La dilación concedió impunidad en el proceso por estafa y lesión de confianza, en perjuicio de miles de ahorristas, ocurrido durante la “crisis financiera” en nuestro país en 1995, durante el gobierno de Juan Carlos Wasmosy.
El 3 de octubre de 2011 los camaristas Agustín Lovera Cañete, Natividad Meza (ya removida) y Mirtha González de Caballero resolvieron conceder la prescripción de la causa por haber transcurrido el doble del plazo de la posible pena (10 años) que pudieran haber tenido los procesados, sin considerar agravantes ni atenuantes.
Los citados camaristas declararon operada la prescripción a favor de los directivos del Banco General Gustavo Pérez Samaniego, Thomas Brown Arellano, Albert Friezen Kopp y Óscar Carísimo Netto.
Respecto a Fermín de Alarcón, no se concedió la prescripción porque él fue declarado rebelde y contumaz, por Autointerlocutorio (AI) Nº 1627, del 29 de noviembre de 2001.
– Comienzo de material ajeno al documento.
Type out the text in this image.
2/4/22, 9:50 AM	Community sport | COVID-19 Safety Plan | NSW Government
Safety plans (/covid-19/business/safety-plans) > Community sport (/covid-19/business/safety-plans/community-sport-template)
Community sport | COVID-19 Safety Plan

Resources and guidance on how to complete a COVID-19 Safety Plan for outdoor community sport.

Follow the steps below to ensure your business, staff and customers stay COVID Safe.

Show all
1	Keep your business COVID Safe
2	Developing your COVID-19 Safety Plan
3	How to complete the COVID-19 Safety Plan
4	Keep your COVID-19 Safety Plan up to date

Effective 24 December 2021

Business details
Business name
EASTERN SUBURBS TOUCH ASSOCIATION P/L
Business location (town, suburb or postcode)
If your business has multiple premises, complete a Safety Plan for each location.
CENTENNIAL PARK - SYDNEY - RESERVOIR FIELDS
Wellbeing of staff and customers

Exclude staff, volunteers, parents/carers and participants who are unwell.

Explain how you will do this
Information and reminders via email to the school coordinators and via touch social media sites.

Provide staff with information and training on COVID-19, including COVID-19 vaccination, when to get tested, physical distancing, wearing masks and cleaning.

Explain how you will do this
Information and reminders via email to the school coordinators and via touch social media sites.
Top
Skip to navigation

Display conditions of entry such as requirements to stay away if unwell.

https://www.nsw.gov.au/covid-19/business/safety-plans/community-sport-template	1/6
El 23 de diciembre de 1996, el juzgado a cargo de Gustavo Santander amplió el sumario e incluyó como procesados a Crispiniano Sandoval, Carlos Knapps, Marcos Lezcano Bernal, Federico Malderburguer, Nery Bedoya Volta, Patricio Óscar Rodríguez, José Páez Cáceres, Dionisio Coronel, Hugo Eligio Caballero, Ovidio Otazú, Reinaldo Penner, Luis Breuer Mojoli, Álvaro Caballero Carrizosa y Jacinto Estigarribia. Los últimos exdirectores del Banco Central.
El expediente también pasó por las manos de los camaristas José Agustín Fernández, Luis María Benítez Riera (actual ministro de la Corte), Tomás Damián Cárdenas (removido), Carlos Bray, Arnulfo Arias, Emiliano Rolón, Gustavo Ocampos, etc. Esta causa “investigó” un negociado por más de G. 237.000 millones.